Special Correspondent

Electricity Act against cross subsidy: KSEBOA

The KSEB proposal to reduce tariff for domestic consumers is against section 61(g) of the Electricity ActTariff reduction proposed now is precursor of steep tariff hikes on a future date, says union

THIRUVANANTHAPURAM: The Officers' Association in the Kerala State Electricity Board (KSEB), while welcoming the reduction in power tariff proposed by the institution, has said that cross subsidy to domestic consumers and weaker sections could be retained only if the Electricity Act of 2003 is suitably amended.

The Act, which is based on neo-liberal economic philosophy, does not care for the social realities of the country. It stipulates the phasing out the system of cross subsidy, under which the weaker sections, farmers and domestic consumers were all along being supplied electricity at rates lower than the actual cost of supply, association general secretary B. Pradeep said in a statement here on Saturday.

The KSEB's proposal to the State Electricity Regulatory Commission (SERC) to reduce the tariff for domestic consumers, who are already enjoying the benefit of cross subsidy, is actually against section 61(g) of the Electricity Act, which mandates phased elimination of cross subsidy.

Mr. Pradeep said that it had already become evident that this law could not be implemented in its true spirit anywhere in the country. In States such as Rajastan, Haryana, Andhra Pradesh and Tamil Nadu, where moves were made to implement the law in letter and spirit, the Governments had to retract their steps following strong public reaction. Electricity has become a basic necessity for the people and they expect its supply at a cost affordable to even the poorest. Power tariff is not something that can be determined by market forces just on the basis of profit-loss computations. The Electricity Act of 2003 should be amended keeping this reality in mind, Mr. Pradeep said.

He said the proposal to reduce the power tariff had become possible only because of some very hard work put in by the KSEB and its employees.

With the proposed tariff reduction, the KSEB will finish this financial year with a revenue deficit of Rs.339 crores. The KSEB's expectation is that the revenue deficit next year will be of the order of Rs.422 crores.

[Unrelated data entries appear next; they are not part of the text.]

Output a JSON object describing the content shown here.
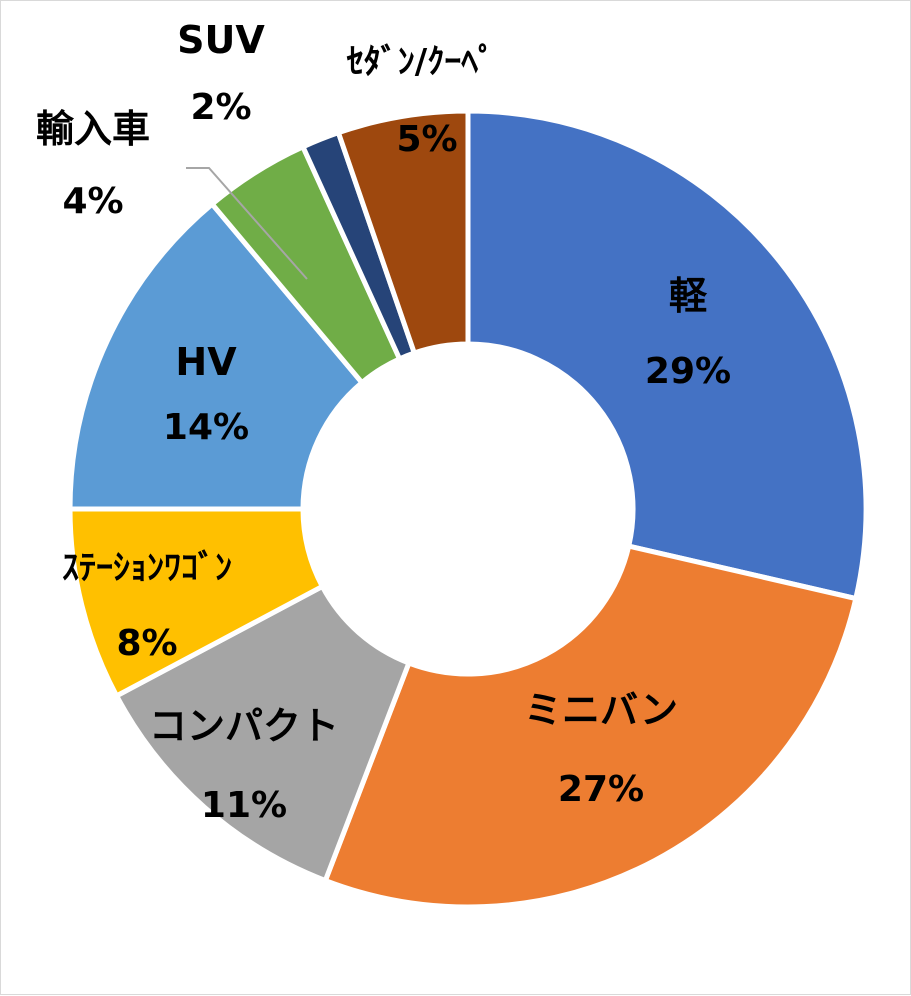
{
  "chart_data": {
    "type": "pie",
    "title": "",
    "categories": [
      "軽",
      "ミニバン",
      "コンパクト",
      "ｽﾃｰｼｮﾝﾜｺﾞﾝ",
      "HV",
      "輸入車",
      "SUV",
      "ｾﾀﾞﾝ/ｸｰﾍﾟ"
    ],
    "values": [
      29,
      27,
      11,
      8,
      14,
      4,
      2,
      5
    ],
    "value_labels": [
      "29%",
      "27%",
      "11%",
      "8%",
      "14%",
      "4%",
      "2%",
      "5%"
    ],
    "colors": [
      "#4472c4",
      "#ed7d31",
      "#a5a5a5",
      "#ffc000",
      "#5b9bd5",
      "#70ad47",
      "#264478",
      "#9e480e"
    ],
    "donut": true,
    "legend": "none",
    "data_labels": "category and percent"
  }
}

Mr. Pradeep said the KSEB had asked the SERC to treat the additional loss expected from the tariff reduction as `regulatory asset,' which meant just postponing the recovery of the amount to a later date.

In other words, the tariff reduction proposed now is the precursor of steep tariff hikes on a future date. Such an eventuality can be avoided only if the Government bridges the gap created now through the provision of the required subsidy, he added.